Of note, not all providers are authorized to give an initial opinion on causal relationship or an initial diagnosis. Carriers must be aware that initial opinions on causal relationship or an initial diagnosis from a physical therapist, occupational therapist, physician’s assistant, and acupuncturist are still insufficient under New York State workers’ compensation. This is extremely important for claims professionals to be aware of when determining whether to accept or deny a claim. Not all medical evidence from a Board-approved provider would be considered prima facie medical evidence. If the initial medical evidence is from one of these providers, there may be cause to deny a claim on the basis of no prima facie medical evidence. This should be further discussed with your legal counsel. For example, if the claimant’s only medical evidence for the injury is from an occupational therapist, it is appropriate to deny the claim for a lack of prima facie medical evidence.

Physical therapists, occupational therapists, physician’s assistants, and acupuncturists are approved providers, but are not authorized to comment on permanency. If a claimant has an opinion on permanency from one of the above-mentioned providers, it is imperative to argue that their evidence is insufficient. Claimants are still required to obtain medical evidence from the appropriate type of provider. The burden to present competent medical evidence still falls on the claimant. Claims professionals need not provide claimants with medical evidence in certain claims until they have successfully submitted their own. For example, if the claimant submits evidence of a scheduled loss of use opinion from a physician’s assistant, the carrier should not yet obtain an Independent Medical Examination (IME) opinion on the same, as the claimant’s medical evidence is insufficient. If there is an IME and an opinion from a physical therapist, the physical therapist’s opinion would likely be deemed insufficient; thus, we would be providing the claimant with evidence of permanency and be directed to pay the claimant a lump sum of money.

In regard to depositions, physical therapists, occupational therapists, and acupuncturists are still not permitted to participate.
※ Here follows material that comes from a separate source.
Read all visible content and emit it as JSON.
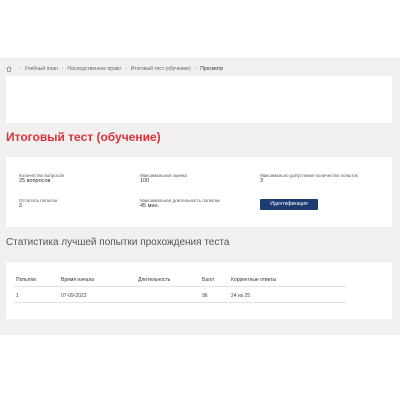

However, physician’s assistants can be deposed under very limited circumstances. Carriers and self-insured employers have the upper hand in situations where the opinion provided is weak or outside of the Medical Treatment Guidelines because the provider is not afforded the opportunity to confirm or clarify their opinion during cross-examination. The carrier’s representatives may have the upper hand in cross-examining a nurse practitioner and a licensed clinical social worker, as they have been recently authorized to be deposed. These providers will not be acclimated to being cross-examined often and may not be able to anticipate the types of questions asked. The carrier’s representatives may be able to get the unexperienced providers to change their opinion in their favor more easily than the experienced providers.

In all, the expanded provider list affects all parties under New York workers’ compensation law. The changes discussed give carriers an advantage in some situations. Claims professionals can use the expansion of Board-authorized providers to the carrier and self-insured employer’s advantage in situations involving a new provider’s inexperience and claimant’s burden to present medical evidence.